Civil rights organizations are poised to file lawsuits over voting reforms that are expected to soon be signed into law by Governor Greg Abbott.
Among the first will be LULAC, the nation’s oldest and largest Latino organization.
Luis Vera, the group’s national counsel, said LULAC and other organizations will be filing lawsuits after SB1 is enacted, claiming the changes will violate the rights of Latino voters.
“We do not intend to take this lying down, period,” said Rodolfo Rosales Jr., of San Antonio, the LULAC state director.
Dr. Gregory Hudspeth, the local president of the NAACP, said, “We have not had that discussion yet about a lawsuit, but I’m sure that we’re not going to take anything off the table.”

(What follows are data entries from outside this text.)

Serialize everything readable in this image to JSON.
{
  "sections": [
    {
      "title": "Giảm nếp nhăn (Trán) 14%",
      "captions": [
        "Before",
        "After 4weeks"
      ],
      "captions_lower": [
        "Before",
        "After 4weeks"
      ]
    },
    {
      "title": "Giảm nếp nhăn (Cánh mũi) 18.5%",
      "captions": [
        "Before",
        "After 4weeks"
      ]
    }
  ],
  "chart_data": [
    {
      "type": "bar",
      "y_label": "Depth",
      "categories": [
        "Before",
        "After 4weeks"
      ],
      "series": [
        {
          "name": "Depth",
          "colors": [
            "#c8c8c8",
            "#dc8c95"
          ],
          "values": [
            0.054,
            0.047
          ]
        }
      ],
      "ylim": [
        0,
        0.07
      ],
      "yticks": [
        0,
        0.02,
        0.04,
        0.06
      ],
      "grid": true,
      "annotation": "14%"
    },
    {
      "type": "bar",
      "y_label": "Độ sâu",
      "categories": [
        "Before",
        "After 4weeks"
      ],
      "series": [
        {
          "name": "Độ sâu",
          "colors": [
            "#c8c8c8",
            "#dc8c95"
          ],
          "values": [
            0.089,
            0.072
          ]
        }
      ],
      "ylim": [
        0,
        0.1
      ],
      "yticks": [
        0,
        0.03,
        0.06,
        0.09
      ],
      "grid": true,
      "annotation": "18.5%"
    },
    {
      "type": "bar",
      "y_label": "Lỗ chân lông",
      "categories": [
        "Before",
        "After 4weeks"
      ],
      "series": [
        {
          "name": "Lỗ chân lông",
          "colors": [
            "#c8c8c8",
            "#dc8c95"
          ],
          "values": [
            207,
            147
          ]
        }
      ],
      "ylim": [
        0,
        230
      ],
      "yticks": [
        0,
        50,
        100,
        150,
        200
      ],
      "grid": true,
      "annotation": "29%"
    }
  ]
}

He said, “What we’re watching here is an effort to limit the diversity of our elected bodies, to limit the diversity of the Texas legislature and to limit the diversity that we have in the United States Congress.”
Both said changes such as adding ID requirements to absentee voting, limiting early voting hours, and empowering partisan poll watchers, will make it harder to vote for minorities, seniors and people with disabilities.
However, in a statement, House Speaker Dade Phelan said the bill was “a significant step forward advancing the integrity of our elections.”
The text of the bill reads in part it was “enacted solely to prevent fraud in the electoral process and ensure that all legally cast ballots are counted.”
Having been passed by the Texas House late Thursday night, the legislation will go to the governor after any differences between the House and Senate are worked out and adopted.
Once enacted, the law would take effect September 1.